2. Simple ingredients can make flavorful food all by themselves. The home cooking and canteen food I tasted in Kenya was very minimally spiced. Even the local Peptang brand hot sauce tasted absolutely bland to me. Dishes got their flavor from basic ingredients like onions, tomatoes and carrots. At some point, I wished I’d thought to pack a small bottle of sriracha sauce and lime pickle, but honestly, eating this way was a revelation. I'm going to try going easy on spices some of the time and let simple flavors shine. 

3. Greens are good eats. In Kiswahili, the phrase sukuma wiki literally means to stretch the week, as in, cheap greens to stretch the more expensive ingredients of the meal. Sukuma wiki was my favorite thing about the food in Kenya. In the bazaar-type open markets, you can buy greens that are already finely shredded and ready to cook- 50 Ksh (50 Kenya shillings- approximately 50 cents) worth can feed a crowd easily. I loved seeing how easy it was to sauté them up and eat a big pile of greens at almost every meal. With the CSA boxes, I already have been eating more greens than ever this year, and this trip solidified my love for it.

I feel so lucky to be able to spend some time in Kenya- a beautiful land, home to beautiful, kind and friendly people. A lot of the people I know who work on African projects find themselves falling in love with the countries and the people in spite of the challenges of living and working there, and I can see why. Life is tough but people are tougher. I was very sad to fly out of Kenya and equally happy to land in Atlanta- which I guess is the mark of a successful trip. 

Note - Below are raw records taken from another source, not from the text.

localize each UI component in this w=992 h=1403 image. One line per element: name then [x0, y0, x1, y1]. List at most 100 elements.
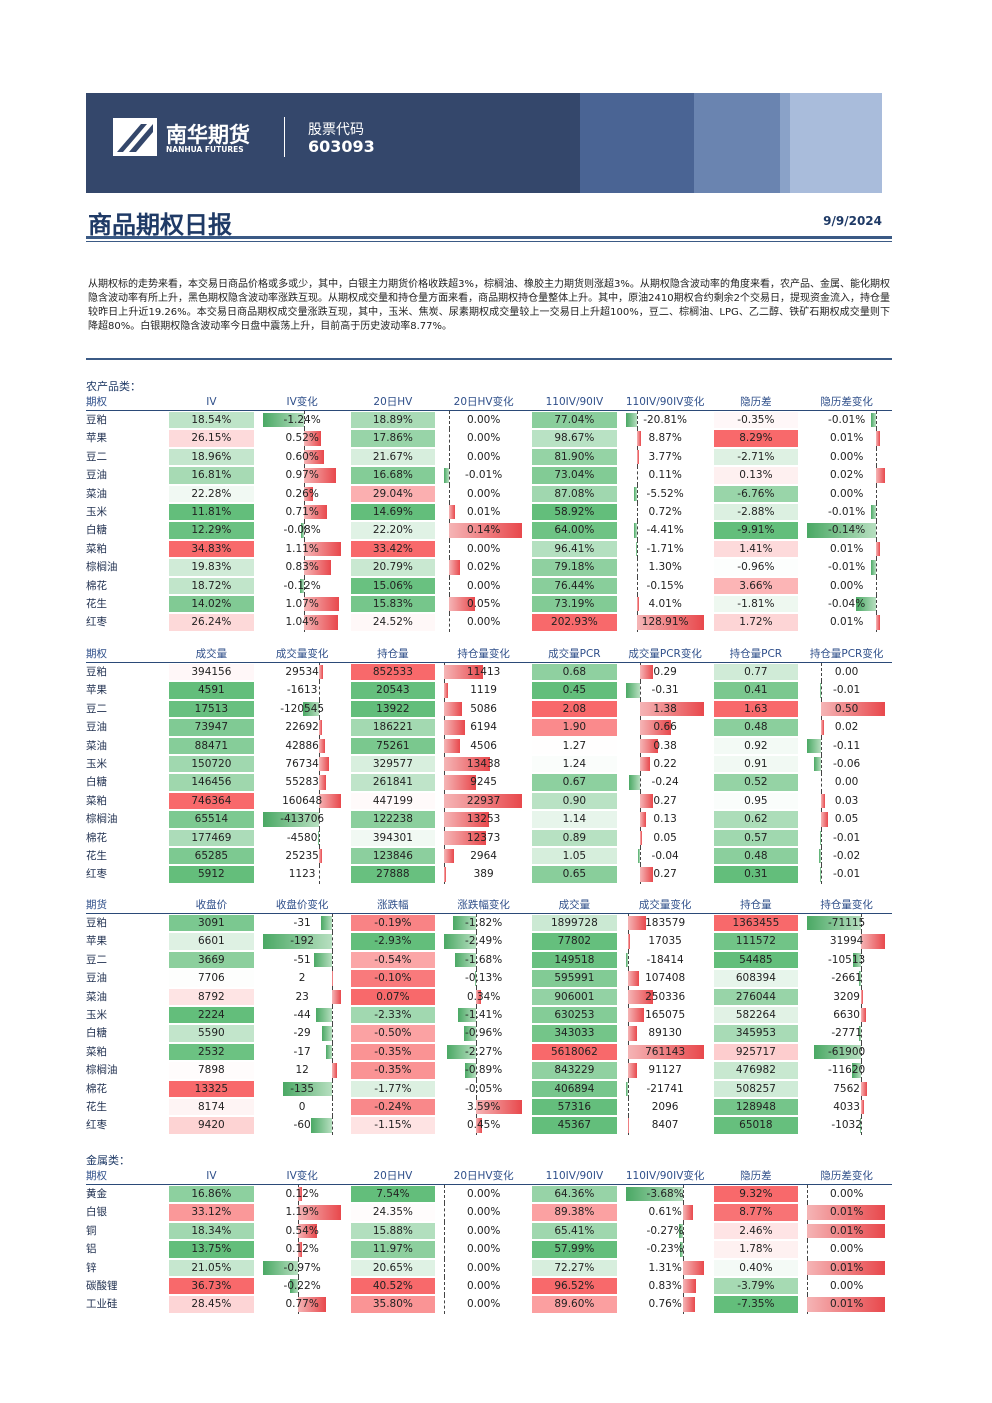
data-bar [861, 1007, 867, 1023]
table-cell: 17035 [620, 932, 711, 951]
cell-text: 0.54% [285, 1224, 319, 1237]
header-row: 期权 IV IV变化 20日HV 20日HV变化 110IV/90IV 110IV/90IV… [86, 394, 892, 411]
row-label: 菜粕 [86, 792, 166, 810]
table-row: 豆粕 3091 -31 -0.19% -1.82% 1899728 183579 136345… [86, 914, 892, 933]
bar-axis [821, 736, 823, 755]
cell-text: 棕榈油 [86, 561, 118, 574]
heat-cell [169, 467, 254, 484]
table-cell: -0.13% [438, 969, 529, 988]
cell-text: 4033 [833, 1100, 860, 1113]
row-label: 白糖 [86, 521, 166, 539]
data-bar [636, 615, 704, 630]
header-band: 南华期货 NANHUA FUTURES 股票代码 603093 [86, 93, 882, 193]
row-label: 豆粕 [86, 663, 166, 681]
table-cell: -1.41% [438, 1005, 529, 1025]
heat-cell [532, 485, 617, 502]
table-cell: 0.45% [438, 1116, 529, 1135]
column-header: 成交量变化 [638, 899, 692, 911]
table-cell: -21741 [620, 1079, 711, 1098]
data-bar [807, 1260, 886, 1275]
table-cell: 88471 [166, 737, 257, 755]
table-cell: 0.00% [438, 613, 529, 632]
cell-text: 0.02 [834, 721, 859, 734]
cell-text: 0.76% [648, 1298, 682, 1311]
cell-text: 0.00 [834, 666, 859, 678]
cell-text: -0.01 [833, 684, 861, 697]
data-bar [638, 848, 641, 864]
table-cell: 0.95 [711, 792, 802, 810]
heat-cell [532, 1025, 617, 1042]
column-header: 110IV/90IV变化 [625, 1170, 705, 1182]
table-cell: 107408 [620, 969, 711, 988]
cell-text: 6194 [470, 721, 497, 734]
table-cell: 26.24% [166, 613, 257, 631]
table-row: 苹果 26.15% 0.52% 17.86% 0.00% 98.67% 8.87% 8.29%… [86, 429, 892, 448]
table-cell: 394156 [166, 663, 257, 681]
data-bar [627, 1063, 637, 1078]
data-bar [318, 738, 325, 753]
table-cell: 630253 [529, 1006, 620, 1024]
bar-axis [636, 521, 638, 540]
cell-text: 1.04% [285, 616, 319, 629]
row-label: 白银 [86, 1203, 166, 1221]
table-cell: 1.38 [620, 699, 711, 719]
table-cell: -0.10% [348, 969, 439, 987]
heat-cell [350, 829, 436, 846]
data-bar [444, 683, 449, 698]
heat-cell [532, 1186, 617, 1203]
cell-text: 40.52% [372, 1279, 413, 1292]
table-cell: 0.11% [620, 466, 711, 485]
cell-text: -1.15% [374, 1119, 412, 1132]
table-cell: -3.79% [711, 1277, 802, 1295]
cell-text: 22.28% [191, 487, 232, 500]
table-cell: 89130 [620, 1024, 711, 1043]
column-header: 成交量 [195, 648, 228, 660]
bar-axis [875, 594, 877, 614]
bar-axis [476, 1061, 478, 1080]
heat-cell [713, 951, 799, 969]
table-cell: -1.68% [438, 950, 529, 970]
table-cell: 0.48 [711, 718, 802, 736]
heat-cell [350, 700, 436, 718]
cell-text: -0.10% [374, 972, 412, 985]
cell-text: 0.61% [648, 1206, 682, 1219]
heat-cell [169, 1062, 254, 1079]
row-label: 玉米 [86, 503, 166, 521]
cell-text: 925717 [735, 1045, 776, 1058]
cell-text: 2 [298, 972, 306, 985]
table-row: 棉花 177469 -4580 394301 12373 0.89 0.05 0.57 -0.0… [86, 828, 892, 847]
data-bar [444, 934, 477, 949]
table-cell: -2661 [801, 969, 892, 988]
table-row: 花生 65285 25235 123846 2964 1.05 -0.04 0.48 -0.02 [86, 846, 892, 866]
bar-axis [807, 1276, 809, 1296]
bar-axis [640, 846, 642, 866]
heat-cell [713, 700, 799, 718]
cell-text: 15.83% [372, 597, 413, 610]
cell-text: 0.62 [744, 813, 768, 826]
bar-axis [332, 950, 334, 970]
cell-text: 菜粕 [86, 1045, 107, 1058]
cell-text: 0.40% [739, 1261, 773, 1274]
column-header: IV变化 [286, 396, 318, 408]
cell-text: 111572 [735, 935, 776, 948]
table-cell: 65018 [711, 1116, 802, 1134]
heat-cell [532, 467, 617, 484]
cell-text: 0.00% [466, 1279, 501, 1292]
data-bar [628, 775, 641, 790]
data-bar [627, 934, 630, 949]
bar-axis [683, 1240, 685, 1259]
heat-cell [532, 1204, 617, 1221]
cell-text: 8.87% [648, 432, 682, 445]
data-bar [318, 665, 323, 680]
cell-text: 64.00% [554, 524, 595, 537]
cell-text: 0.05% [466, 597, 501, 610]
heat-cell [350, 988, 436, 1005]
table-cell: 12 [257, 1061, 348, 1080]
data-bar [683, 1260, 704, 1275]
cell-text: -0.24 [651, 776, 679, 789]
table-cell: 925717 [711, 1043, 802, 1061]
cell-text: 18.72% [191, 579, 232, 592]
heat-cell [350, 737, 436, 754]
row-label: 豆油 [86, 718, 166, 736]
heat-cell [350, 1204, 436, 1221]
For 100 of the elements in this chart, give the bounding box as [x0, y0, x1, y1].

V, Lila and Duncan managed beautifully on their own, as I knew they would. The only thing I did for them was to stock the freezer and pantry with prepared meals. Since Lila’s birth, I hadn’t been away from her for even a single night, until I left for weeks. But V is an extremely competent Dad and she is old enough to understand where I am going and that I will be back. They went camping one weekend. Some cousins visited another weekend. V was even a "dance dad" and got Lila ready for her first ballet recital. With V's month long India trip closely followed by my own, we're all happy to be on the same continent and looking forward to enjoying summer together. And I hope you have a wonderful summer too!